Ganz so freiwillig ist der Staatsservice nicht, wenn sich der souveräne Staatsbürger der freiwilligen Gerichtsbarkeit unterwirft. Beispiel: Wir melden eine Satzungsänderung im Registergericht an. Da müssen wir zunächst einmal alle Dokumente zusammentragen, die seit hundert Jahren notwendig sind, um sich der freiwilligen Gerichtsbarkeit zu unterwerfen. Diese Dokumente schleppen wir nicht zum Gericht, denn das Gericht spricht nicht mit dem souveränen Bürger persönlich. Wir müssen es zu einem Notar schleppen.

Dieser Notar ist jetzt keineswegs eine Garantie dafür, dass nur Dokumente eingereicht werden, die die angelernte Rechtspflegerin beim Gericht auch sehen will. Aber: Es wird zunächst einmal eine Rechnung gestellt. Das heißt: Der Transport der Dokumente kostet erst einmal Notarsgebühr.

Jetzt dürfen wir warten, bis die Rechtspflegerin eine Rechtsmeinung zu unserem Konvolut ermittelt hat. Diese Rechtsmeinung bleibt das Geheimnis des Gerichts, bis sich einer unserer Rechtsvertreter direkt an das Registergericht wendet. Frage: Liebes Registergericht, warum dauert das so lange?

Die Nachfrage endet damit, dass das Registergericht zu der Zeit keine Person hat, die sich mit Genossenschaftsrecht auskennt. Dies will das Registergericht aber nicht nach außen kommunizieren, sondern schweigt. Auf Nachfrage werden dann Mängel moniert, die einzig und allein in der Unkenntnis des Gerichts begründet sind. Unser Rechtsvertreter muss dort die Unkenntnis aus dem Gehirn schütteln.

Jetzt droht, dass das Gericht dem unterwürfigen Freiwilligen nun eine Eintragung ins Register verkünden müsste, aber da ist der Gott der Datensicherheit vor. Aufgrund der Verfahren, die seit hundert Jahren vom Gericht angewendet wurden, ist nun auf einmal das Problem aufgetaucht, dass das Gericht die Übersicht über die tatsächlich gültigen Satzungen verloren hat. Mit derben Wortschwällen versehen und mit der Drohung wegen der langen verstrichenen Zeit die Eintragung ins Register zurückzuweisen, wird nun die aktuell gültige Satzung verlangt.
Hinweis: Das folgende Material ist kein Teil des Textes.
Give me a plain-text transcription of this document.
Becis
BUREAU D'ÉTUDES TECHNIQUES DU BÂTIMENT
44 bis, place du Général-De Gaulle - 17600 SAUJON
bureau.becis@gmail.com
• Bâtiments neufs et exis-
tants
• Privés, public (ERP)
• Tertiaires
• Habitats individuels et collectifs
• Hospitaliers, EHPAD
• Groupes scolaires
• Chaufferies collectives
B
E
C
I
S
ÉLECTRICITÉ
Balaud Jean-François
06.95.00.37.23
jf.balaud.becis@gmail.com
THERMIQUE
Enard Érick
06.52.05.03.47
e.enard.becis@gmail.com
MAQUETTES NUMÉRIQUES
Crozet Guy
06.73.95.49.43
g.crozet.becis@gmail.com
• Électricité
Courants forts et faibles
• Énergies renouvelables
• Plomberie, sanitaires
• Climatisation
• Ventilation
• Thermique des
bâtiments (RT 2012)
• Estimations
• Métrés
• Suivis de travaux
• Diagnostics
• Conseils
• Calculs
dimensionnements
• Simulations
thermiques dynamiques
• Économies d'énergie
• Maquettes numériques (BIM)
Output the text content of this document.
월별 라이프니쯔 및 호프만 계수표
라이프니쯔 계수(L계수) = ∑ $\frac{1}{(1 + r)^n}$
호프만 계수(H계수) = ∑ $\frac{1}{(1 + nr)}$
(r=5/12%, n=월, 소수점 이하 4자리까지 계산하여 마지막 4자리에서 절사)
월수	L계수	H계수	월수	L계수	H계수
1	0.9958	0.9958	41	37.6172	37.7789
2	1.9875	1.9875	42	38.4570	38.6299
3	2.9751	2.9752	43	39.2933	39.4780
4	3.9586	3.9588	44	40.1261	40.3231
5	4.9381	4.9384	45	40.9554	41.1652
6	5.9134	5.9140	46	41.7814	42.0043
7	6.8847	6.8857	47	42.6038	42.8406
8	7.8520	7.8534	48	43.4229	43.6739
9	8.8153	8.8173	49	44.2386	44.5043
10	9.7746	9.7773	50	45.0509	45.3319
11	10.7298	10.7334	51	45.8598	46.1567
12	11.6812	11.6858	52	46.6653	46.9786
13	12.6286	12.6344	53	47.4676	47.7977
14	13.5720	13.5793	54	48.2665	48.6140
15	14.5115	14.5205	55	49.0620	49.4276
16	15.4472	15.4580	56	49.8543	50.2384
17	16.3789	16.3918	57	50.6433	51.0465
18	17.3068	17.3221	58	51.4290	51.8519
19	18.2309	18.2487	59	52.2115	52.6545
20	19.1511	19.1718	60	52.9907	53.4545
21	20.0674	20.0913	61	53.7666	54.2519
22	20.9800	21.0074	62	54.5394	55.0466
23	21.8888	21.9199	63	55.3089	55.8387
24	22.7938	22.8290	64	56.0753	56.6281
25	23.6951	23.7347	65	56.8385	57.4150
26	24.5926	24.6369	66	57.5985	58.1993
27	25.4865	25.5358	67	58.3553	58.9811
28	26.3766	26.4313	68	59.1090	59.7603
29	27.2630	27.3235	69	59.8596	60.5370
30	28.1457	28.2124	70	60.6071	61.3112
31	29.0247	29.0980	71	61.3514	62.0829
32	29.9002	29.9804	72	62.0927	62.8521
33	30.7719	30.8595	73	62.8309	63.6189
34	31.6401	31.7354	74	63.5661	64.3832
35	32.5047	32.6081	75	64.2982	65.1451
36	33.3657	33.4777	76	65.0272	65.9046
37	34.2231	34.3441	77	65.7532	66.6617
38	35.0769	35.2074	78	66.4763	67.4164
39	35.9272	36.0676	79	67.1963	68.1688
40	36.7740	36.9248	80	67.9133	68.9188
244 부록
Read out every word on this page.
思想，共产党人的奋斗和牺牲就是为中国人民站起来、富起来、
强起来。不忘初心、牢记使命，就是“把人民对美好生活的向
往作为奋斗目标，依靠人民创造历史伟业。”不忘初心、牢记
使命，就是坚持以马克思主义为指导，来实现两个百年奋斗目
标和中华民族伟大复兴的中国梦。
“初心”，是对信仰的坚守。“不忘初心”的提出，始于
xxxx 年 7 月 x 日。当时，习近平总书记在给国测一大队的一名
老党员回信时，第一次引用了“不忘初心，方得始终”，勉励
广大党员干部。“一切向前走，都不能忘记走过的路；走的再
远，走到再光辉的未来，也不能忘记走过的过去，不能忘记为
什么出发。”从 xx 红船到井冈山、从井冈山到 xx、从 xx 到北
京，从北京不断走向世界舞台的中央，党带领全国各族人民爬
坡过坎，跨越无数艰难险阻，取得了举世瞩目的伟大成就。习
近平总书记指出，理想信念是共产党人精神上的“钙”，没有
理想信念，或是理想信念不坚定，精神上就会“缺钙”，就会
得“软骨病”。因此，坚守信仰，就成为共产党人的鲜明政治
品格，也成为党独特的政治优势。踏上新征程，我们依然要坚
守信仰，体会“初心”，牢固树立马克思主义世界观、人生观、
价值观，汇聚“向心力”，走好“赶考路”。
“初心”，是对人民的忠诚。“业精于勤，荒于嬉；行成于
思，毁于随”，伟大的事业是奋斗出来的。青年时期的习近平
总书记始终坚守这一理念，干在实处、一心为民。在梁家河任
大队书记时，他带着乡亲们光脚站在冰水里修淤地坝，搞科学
Dieses Dokument ist elektronisch einzureichen. Das könnte man selber machen, aber es wird empfohlen, dieses Dokument über den Notar einzureichen. Das kostet erstens wieder Gebühren und zweitens dauert es länger.

Für mich bedeutet freiwillige Gerichtsbarkeit nur eines: Gebührenmaschine zur Versorgung Unfähiger. Unfähige Juristen und deren Gehilfen. Der souveräne Bürger ausgenommen wie eine Weihnachtsgans. Jeder Politiker weiß es, denn die meisten Politiker sind Juristen. Und weil sie das wissen, tun sie nichts dagegen. Die Reichsdünkelverordnung verbietet es.